Negli anni Settanta era la squadra di Johan Cruijff e del calcio totale; negli Ottanta era invece diventata la Milanda del trio rossonero Gullit-Van Basten-Rijkaard; oggi quella guidata da Bert van Marwijk può essere definita la ModernOlanda, perché capace di unire talento ed efficacia come raramente visto in passato. E’ la nazionale dei celebrati Sneijder e Robben, ma anche quella di coloro che in patria vengono definiti i “waterdragers”, i portatori d’acqua. Giocatori di quantità al servizio della squadra e delle sue stelle, elementi imprescindibili per gli equilibri tattici dei tulipani. Mark van Bommel, Nigel de Jong, Maarten Stekelenburg, Dirk Kuijt, Joris Mathijsen. Non è gente da pallone d’oro. Da titolo mondiale però si.
Per due di questi giocatori, Sudafrica 2010 costituisce la rivincita nei confronti di una delle più grandi icone di sempre del calcio oranje, Marco van Basten, il precedente ct dalla nazionale che per quattro anni ha diviso stampa e opinione pubblica con le sue scelte radicali, talvolta poco indovinate. E’ il caso di Mark van Bommel, l’allenatore in campo della nazionale olandese, il comandante attorno al quale si rifugia la truppa nei momenti difficili. Non piace agli amanti del bel calcio, Van Bommel; troppo rude, provocatorio, scontroso, in mezzo al campo palla o gamba per lui fa poca differenza. Con Van Basten non ci prendeva: idee di gioco troppo diverse. Così un giorno ha deciso di chiudere con la maglia oranje. Lo fece pubblicamente, dichiarando che, se avesse potuto, avrebbe terminato la carriera giocando per la Germania. L’importante era non trovarsi più Van Basten tra i piedi.
Van Bommel è ritornato in nazionale grazie a Bert van Marwijk, suo suocero. Uno a cui il giocatore deve tutto, dal momento che fu proprio l’attuale ct a farne decollare la carriera quando, a fine anni Novanta, lo riconvertì nel Fortuna Sittard da ala in centrocampista centrale. Nel nuovo ruolo Van Bommel, che un paio di anni prima era stato scartato dall’Ajax di Van Gaal, condusse il piccolo club del Limburgo fino alla finale di Coppa d’Olanda, che saltò per squalifica. Ma ormai il decollo era avvenuto, per un viaggio che avrebbe toccato Eindhoven (Psv), Barcellona e Monaco di Baviera (Bayern). Un curriculum che costituisce un alibi di ferro contro qualsiasi accusa di nepotismo. Al Mondiale è sparito ogni dubbio residuo.

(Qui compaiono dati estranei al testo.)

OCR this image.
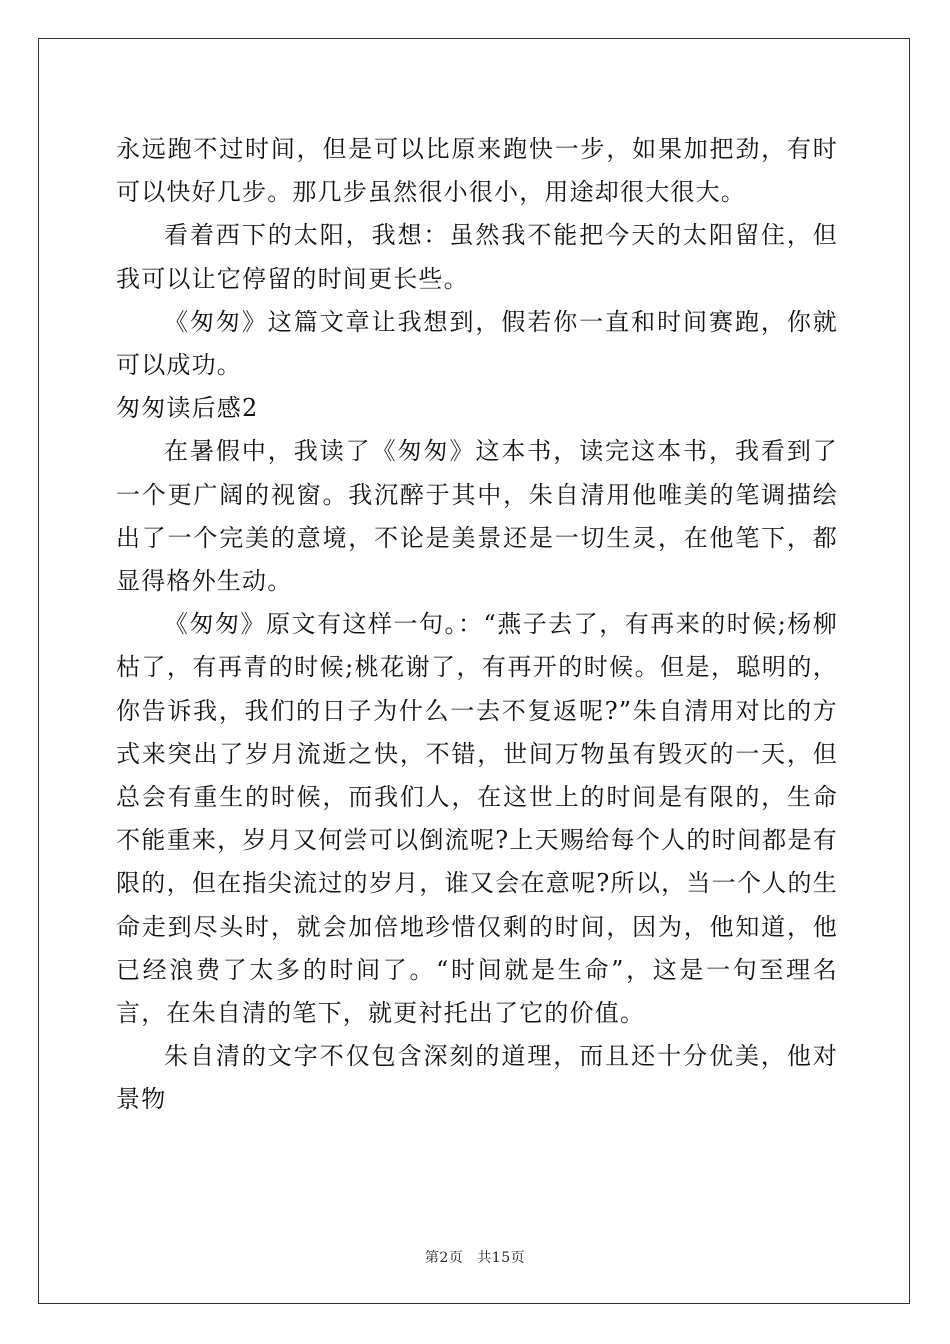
永远跑不过时间，但是可以比原来跑快一步，如果加把劲，有时可以快好几步。那几步虽然很小很小，用途却很大很大。

看着西下的太阳，我想：虽然我不能把今天的太阳留住，但我可以让它停留的时间更长些。

《匆匆》这篇文章让我想到，假若你一直和时间赛跑，你就可以成功。

匆匆读后感2

在暑假中，我读了《匆匆》这本书，读完这本书，我看到了一个更广阔的视窗。我沉醉于其中，朱自清用他唯美的笔调描绘出了一个完美的意境，不论是美景还是一切生灵，在他笔下，都显得格外生动。

《匆匆》原文有这样一句。：“燕子去了，有再来的时候;杨柳枯了，有再青的时候;桃花谢了，有再开的时候。但是，聪明的，你告诉我，我们的日子为什么一去不复返呢?”朱自清用对比的方式来突出了岁月流逝之快，不错，世间万物虽有毁灭的一天，但总会有重生的时候，而我们人，在这世上的时间是有限的，生命不能重来，岁月又何尝可以倒流呢?上天赐给每个人的时间都是有限的，但在指尖流过的岁月，谁又会在意呢?所以，当一个人的生命走到尽头时，就会加倍地珍惜仅剩的时间，因为，他知道，他已经浪费了太多的时间了。“时间就是生命”，这是一句至理名言，在朱自清的笔下，就更衬托出了它的价值。

朱自清的文字不仅包含深刻的道理，而且还十分优美，他对景物

第2页 共15页
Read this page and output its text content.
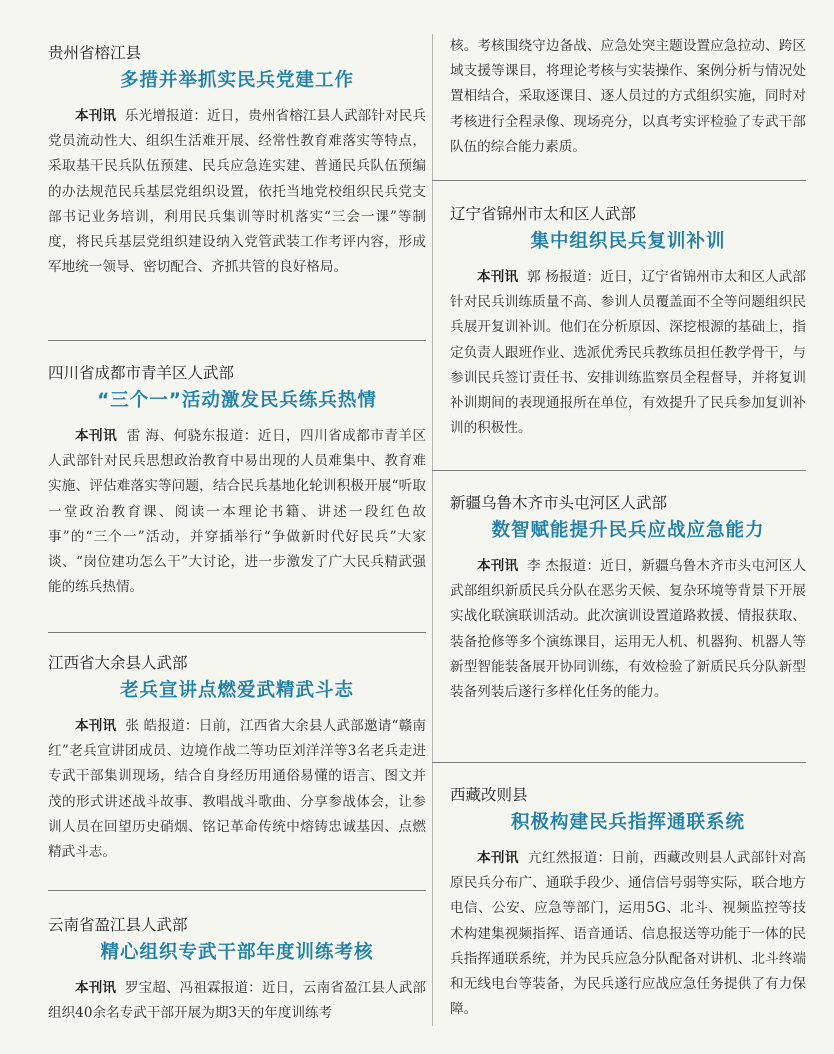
贵州省榕江县

多措并举抓实民兵党建工作

本刊讯 乐光增报道：近日，贵州省榕江县人武部针对民兵党员流动性大、组织生活难开展、经常性教育难落实等特点，采取基干民兵队伍预建、民兵应急连实建、普通民兵队伍预编的办法规范民兵基层党组织设置，依托当地党校组织民兵党支部书记业务培训，利用民兵集训等时机落实“三会一课”等制度，将民兵基层党组织建设纳入党管武装工作考评内容，形成军地统一领导、密切配合、齐抓共管的良好格局。

四川省成都市青羊区人武部

“三个一”活动激发民兵练兵热情

本刊讯 雷 海、何骁东报道：近日，四川省成都市青羊区人武部针对民兵思想政治教育中易出现的人员难集中、教育难实施、评估难落实等问题，结合民兵基地化轮训积极开展“听取一堂政治教育课、阅读一本理论书籍、讲述一段红色故事”的“三个一”活动，并穿插举行“争做新时代好民兵”大家谈、“岗位建功怎么干”大讨论，进一步激发了广大民兵精武强能的练兵热情。

江西省大余县人武部

老兵宣讲点燃爱武精武斗志

本刊讯 张 皓报道：日前，江西省大余县人武部邀请“赣南红”老兵宣讲团成员、边境作战二等功臣刘洋洋等3名老兵走进专武干部集训现场，结合自身经历用通俗易懂的语言、图文并茂的形式讲述战斗故事、教唱战斗歌曲、分享参战体会，让参训人员在回望历史硝烟、铭记革命传统中熔铸忠诚基因、点燃精武斗志。

云南省盈江县人武部

精心组织专武干部年度训练考核

本刊讯 罗宝超、冯祖霖报道：近日，云南省盈江县人武部组织40余名专武干部开展为期3天的年度训练考

核。考核围绕守边备战、应急处突主题设置应急拉动、跨区域支援等课目，将理论考核与实装操作、案例分析与情况处置相结合，采取逐课目、逐人员过的方式组织实施，同时对考核进行全程录像、现场亮分，以真考实评检验了专武干部队伍的综合能力素质。

辽宁省锦州市太和区人武部

集中组织民兵复训补训

本刊讯 郭 杨报道：近日，辽宁省锦州市太和区人武部针对民兵训练质量不高、参训人员覆盖面不全等问题组织民兵展开复训补训。他们在分析原因、深挖根源的基础上，指定负责人跟班作业、选派优秀民兵教练员担任教学骨干，与参训民兵签订责任书、安排训练监察员全程督导，并将复训补训期间的表现通报所在单位，有效提升了民兵参加复训补训的积极性。

新疆乌鲁木齐市头屯河区人武部

数智赋能提升民兵应战应急能力

本刊讯 李 杰报道：近日，新疆乌鲁木齐市头屯河区人武部组织新质民兵分队在恶劣天候、复杂环境等背景下开展实战化联演联训活动。此次演训设置道路救援、情报获取、装备抢修等多个演练课目，运用无人机、机器狗、机器人等新型智能装备展开协同训练，有效检验了新质民兵分队新型装备列装后遂行多样化任务的能力。

西藏改则县

积极构建民兵指挥通联系统

本刊讯 亢红然报道：日前，西藏改则县人武部针对高原民兵分布广、通联手段少、通信信号弱等实际，联合地方电信、公安、应急等部门，运用5G、北斗、视频监控等技术构建集视频指挥、语音通话、信息报送等功能于一体的民兵指挥通联系统，并为民兵应急分队配备对讲机、北斗终端和无线电台等装备，为民兵遂行应战应急任务提供了有力保障。
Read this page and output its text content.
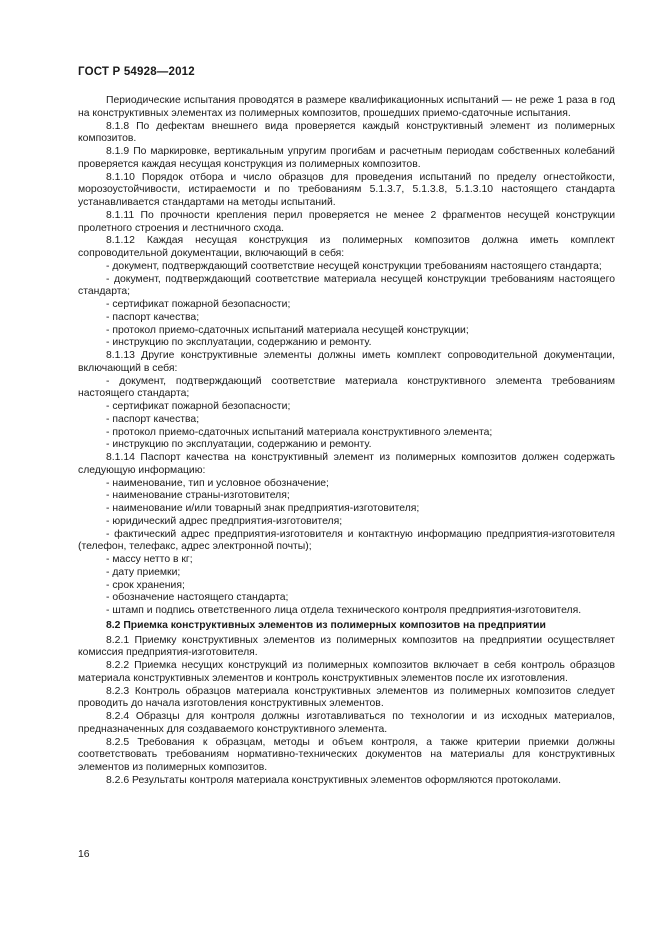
ГОСТ Р 54928—2012

Периодические испытания проводятся в размере квалификационных испытаний — не реже 1 раза в год на конструктивных элементах из полимерных композитов, прошедших приемо-сдаточные испытания.

8.1.8 По дефектам внешнего вида проверяется каждый конструктивный элемент из полимерных композитов.

8.1.9 По маркировке, вертикальным упругим прогибам и расчетным периодам собственных колебаний проверяется каждая несущая конструкция из полимерных композитов.

8.1.10 Порядок отбора и число образцов для проведения испытаний по пределу огнестойкости, морозоустойчивости, истираемости и по требованиям 5.1.3.7, 5.1.3.8, 5.1.3.10 настоящего стандарта устанавливается стандартами на методы испытаний.

8.1.11 По прочности крепления перил проверяется не менее 2 фрагментов несущей конструкции пролетного строения и лестничного схода.

8.1.12 Каждая несущая конструкция из полимерных композитов должна иметь комплект сопроводительной документации, включающий в себя:

- документ, подтверждающий соответствие несущей конструкции требованиям настоящего стандарта;

- документ, подтверждающий соответствие материала несущей конструкции требованиям настоящего стандарта;

- сертификат пожарной безопасности;

- паспорт качества;

- протокол приемо-сдаточных испытаний материала несущей конструкции;

- инструкцию по эксплуатации, содержанию и ремонту.

8.1.13 Другие конструктивные элементы должны иметь комплект сопроводительной документации, включающий в себя:

- документ, подтверждающий соответствие материала конструктивного элемента требованиям настоящего стандарта;

- сертификат пожарной безопасности;

- паспорт качества;

- протокол приемо-сдаточных испытаний материала конструктивного элемента;

- инструкцию по эксплуатации, содержанию и ремонту.

8.1.14 Паспорт качества на конструктивный элемент из полимерных композитов должен содержать следующую информацию:

- наименование, тип и условное обозначение;

- наименование страны-изготовителя;

- наименование и/или товарный знак предприятия-изготовителя;

- юридический адрес предприятия-изготовителя;

- фактический адрес предприятия-изготовителя и контактную информацию предприятия-изготовителя (телефон, телефакс, адрес электронной почты);

- массу нетто в кг;

- дату приемки;

- срок хранения;

- обозначение настоящего стандарта;

- штамп и подпись ответственного лица отдела технического контроля предприятия-изготовителя.

8.2 Приемка конструктивных элементов из полимерных композитов на предприятии

8.2.1 Приемку конструктивных элементов из полимерных композитов на предприятии осуществляет комиссия предприятия-изготовителя.

8.2.2 Приемка несущих конструкций из полимерных композитов включает в себя контроль образцов материала конструктивных элементов и контроль конструктивных элементов после их изготовления.

8.2.3 Контроль образцов материала конструктивных элементов из полимерных композитов следует проводить до начала изготовления конструктивных элементов.

8.2.4 Образцы для контроля должны изготавливаться по технологии и из исходных материалов, предназначенных для создаваемого конструктивного элемента.

8.2.5 Требования к образцам, методы и объем контроля, а также критерии приемки должны соответствовать требованиям нормативно-технических документов на материалы для конструктивных элементов из полимерных композитов.

8.2.6 Результаты контроля материала конструктивных элементов оформляются протоколами.

16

Dubbi ne esistevano parecchi anche nei confronti di Maarten Stekelenburg, portiere nel giro della nazionale fin dal 2004 ma sempre rimasto nell’ombra di Edwin van der Sar. Anche perché l’estremo dell’Ajax cresceva meno di quanto ci si aspettasse, tanto che proprio Van Basten, durante il suo periodo alla guida del club di Amsterdam, finì con il togliergli la maglia da titolare. Maarten l’eterna promessa che non sbocciava mai, il brutto anatroccolo che l’Olanda ricordava come il primo portiere nella storia della nazionale ad essere stato espulso (nel 2008 contro l’Australia). La finale di Sudafrica 2010 è anche merito suo, dei suoi interventi decisivi negli ottavi su Vittek e, soprattutto, nei quarti su Kakà e Maicon. Anche Stekelenburg è un “waterdrager”, appartenente alla classe media dei portieri, lontano da qualsiasi classifica sui migliori del mondo nel ruolo. Eppure oggigiorno è “un ottimo portiere”. Parola di Jan Jongbloed, l’uomo che ha difeso i pali dei tulipani in due finali mondiali. Maarten è finalmente diventato grande.